Staf Ahli Kementerian Komunikasi dan Informatika, Henry Subiakto menyatakan, masyakarat Indonesia merupakan pengguna aktif internet yang besar. Bahkan mencapai angka 89 persen dari jumlah penduduk adalah pengguna aktif internet. Namun sayangnya, masih banyak juga terselip persoalan negatif lewat media sosial.

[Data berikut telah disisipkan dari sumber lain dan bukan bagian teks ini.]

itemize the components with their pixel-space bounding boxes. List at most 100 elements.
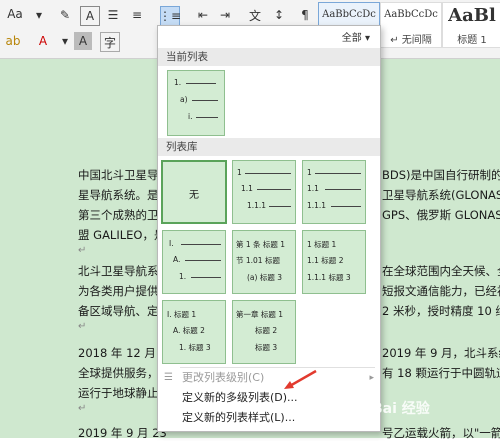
change-case-label: Aa [7, 7, 23, 21]
doc-line-right: 在全球范围内全天候、全 [382, 264, 500, 278]
clear-format-icon[interactable]: ✎ [56, 6, 74, 24]
doc-line-right: 号乙运载火箭，以"一箭双 [382, 426, 500, 440]
doc-line: 为各类用户提供 [78, 284, 159, 298]
submenu-arrow-icon: ▸ [369, 373, 374, 383]
multilevel-list-menu: 全部 ▾ 当前列表 1. a) i. 列表库 无 1 1.1 1.1.1 1 1… [157, 25, 381, 432]
tile-level-label: 1. [179, 272, 187, 281]
list-none-tile[interactable]: 无 [161, 160, 227, 224]
decrease-indent-icon[interactable]: ⇤ [194, 6, 212, 24]
numbered-list-icon[interactable]: ≡ [128, 6, 146, 24]
list-roman-tile[interactable]: I. A. 1. [162, 230, 226, 294]
change-list-level-item[interactable]: ☰ 更改列表级别(C) ▸ [158, 368, 380, 388]
annotation-arrow-icon [284, 369, 317, 389]
doc-line: 第三个成熟的卫 [78, 208, 159, 222]
tile-rule [315, 173, 361, 174]
enclose-char-icon[interactable]: 字 [100, 32, 120, 52]
menu-filter-bar: 全部 ▾ [158, 26, 380, 46]
doc-line-right: GPS、俄罗斯 GLONASS [382, 208, 500, 222]
tile-level-label: 1. 标题 3 [179, 343, 211, 352]
change-list-level-label: 更改列表级别(C) [182, 371, 265, 384]
list-article-section-tile[interactable]: 第 1 条 标题 1 节 1.01 标题 (a) 标题 3 [232, 230, 296, 294]
paragraph-mark: ↵ [78, 403, 87, 414]
doc-line-right: 短报文通信能力，已经初 [382, 284, 500, 298]
doc-line-right: 2019 年 9 月，北斗系统正 [382, 346, 500, 360]
tile-level-label: I. [169, 239, 174, 248]
tile-level-label: 标题 3 [255, 343, 278, 352]
style-heading-1[interactable]: AaBl 标题 1 [442, 2, 500, 48]
doc-line-right: 2 米秒，授时精度 10 纳 [382, 304, 500, 318]
tile-rule [191, 277, 221, 278]
style-sample: AaBbCcDc [322, 9, 376, 20]
tile-rule [192, 100, 218, 101]
tile-level-label: i. [188, 112, 193, 121]
current-list-section-title: 当前列表 [158, 48, 380, 66]
increase-indent-icon[interactable]: ⇥ [216, 6, 234, 24]
shading-icon[interactable]: A [74, 32, 92, 50]
tile-level-label: I. 标题 1 [167, 310, 197, 319]
tile-level-label: 1.1 [241, 184, 253, 193]
doc-line-right: BDS)是中国自行研制的全 [382, 168, 500, 182]
define-list-style-item[interactable]: 定义新的列表样式(L)... [158, 408, 380, 428]
tile-rule [181, 244, 221, 245]
change-case-button[interactable]: Aa [4, 6, 26, 22]
show-marks-icon[interactable]: ¶ [296, 6, 314, 24]
tile-level-label: 节 1.01 标题 [236, 256, 280, 265]
tile-level-label: 1.1.1 [307, 201, 327, 210]
tile-level-label: A. 标题 2 [173, 326, 205, 335]
font-color-dropdown-icon[interactable]: ▾ [56, 32, 74, 50]
sort-icon[interactable]: ↕ [270, 6, 288, 24]
list-heading-roman-tile[interactable]: I. 标题 1 A. 标题 2 1. 标题 3 [162, 300, 226, 364]
tile-level-label: 第一章 标题 1 [236, 310, 284, 319]
tile-level-label: 标题 2 [255, 326, 278, 335]
current-list-tile[interactable]: 1. a) i. [167, 70, 225, 136]
tile-rule [196, 117, 218, 118]
paragraph-mark: ↵ [78, 245, 87, 256]
style-name: ↵ 无间隔 [390, 35, 432, 46]
doc-line-right: 卫星导航系统(GLONASS [382, 188, 500, 202]
doc-line: 盟 GALILEO，是 [78, 228, 166, 242]
watermark: Bai 经验 [372, 401, 430, 417]
tile-level-label: A. [173, 255, 181, 264]
tile-level-label: (a) 标题 3 [247, 273, 282, 282]
tile-rule [331, 206, 361, 207]
tile-level-label: 1. [174, 78, 182, 87]
style-no-spacing[interactable]: AaBbCcDc ↵ 无间隔 [380, 2, 442, 48]
list-level-icon: ☰ [164, 372, 173, 383]
font-dropdown-chevron-icon[interactable]: ▾ [30, 6, 48, 24]
multilevel-list-icon[interactable]: ⋮≡ [159, 6, 181, 26]
tile-level-label: 1.1.1 标题 3 [307, 273, 351, 282]
tile-level-label: 第 1 条 标题 1 [236, 240, 286, 249]
list-heading-numbered-tile[interactable]: 1 标题 1 1.1 标题 2 1.1.1 标题 3 [302, 230, 366, 294]
list-chapter-tile[interactable]: 第一章 标题 1 标题 2 标题 3 [232, 300, 296, 364]
tile-level-label: 1 [307, 168, 312, 177]
define-multilevel-list-item[interactable]: 定义新的多级列表(D)... [158, 388, 380, 408]
tile-rule [269, 206, 291, 207]
define-list-style-label: 定义新的列表样式(L)... [182, 411, 296, 424]
tile-level-label: 1 标题 1 [307, 240, 337, 249]
list-numbered-tile[interactable]: 1 1.1 1.1.1 [232, 160, 296, 224]
style-sample: AaBl [448, 5, 496, 26]
filter-dropdown[interactable]: 全部 ▾ [342, 29, 370, 44]
paragraph-mark: ↵ [78, 321, 87, 332]
doc-line: 2019 年 9 月 23 [78, 426, 167, 440]
doc-line: 星导航系统。是 [78, 188, 159, 202]
char-border-icon[interactable]: A [80, 6, 100, 26]
bullet-list-icon[interactable]: ☰ [104, 6, 122, 24]
tile-level-label: 1.1.1 [247, 201, 267, 210]
style-sample: AaBbCcDc [384, 9, 438, 20]
none-label: 无 [189, 190, 199, 201]
tile-rule [257, 189, 291, 190]
chinese-layout-icon[interactable]: 文 [246, 6, 264, 24]
list-library-section-title: 列表库 [158, 138, 380, 156]
doc-line: 中国北斗卫星导 [78, 168, 159, 182]
doc-line: 运行于地球静止 [78, 386, 159, 400]
doc-line: 备区域导航、定 [78, 304, 159, 318]
tile-level-label: 1 [237, 168, 242, 177]
doc-line: 全球提供服务， [78, 366, 159, 380]
highlight-icon[interactable]: ab [4, 32, 22, 50]
tile-rule [186, 83, 216, 84]
list-decimal-tile[interactable]: 1 1.1 1.1.1 [302, 160, 366, 224]
tile-level-label: 1.1 标题 2 [307, 256, 344, 265]
tile-rule [245, 173, 291, 174]
font-color-icon[interactable]: A [34, 32, 52, 50]
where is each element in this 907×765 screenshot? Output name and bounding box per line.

Henry menyampaikan, media sosial dapat membentuk kebenaran semu (false truth) lewat kegaduhan dan merupakan mesin politik yang merongrong demokrasi. Di tengah pandemi Covid-19, media sosial malah digunakan sebagai infodemik berupa penyebaran berita-berita palsu atau hoaks seputar wabah corona, dan menjadi sumber disinformasi.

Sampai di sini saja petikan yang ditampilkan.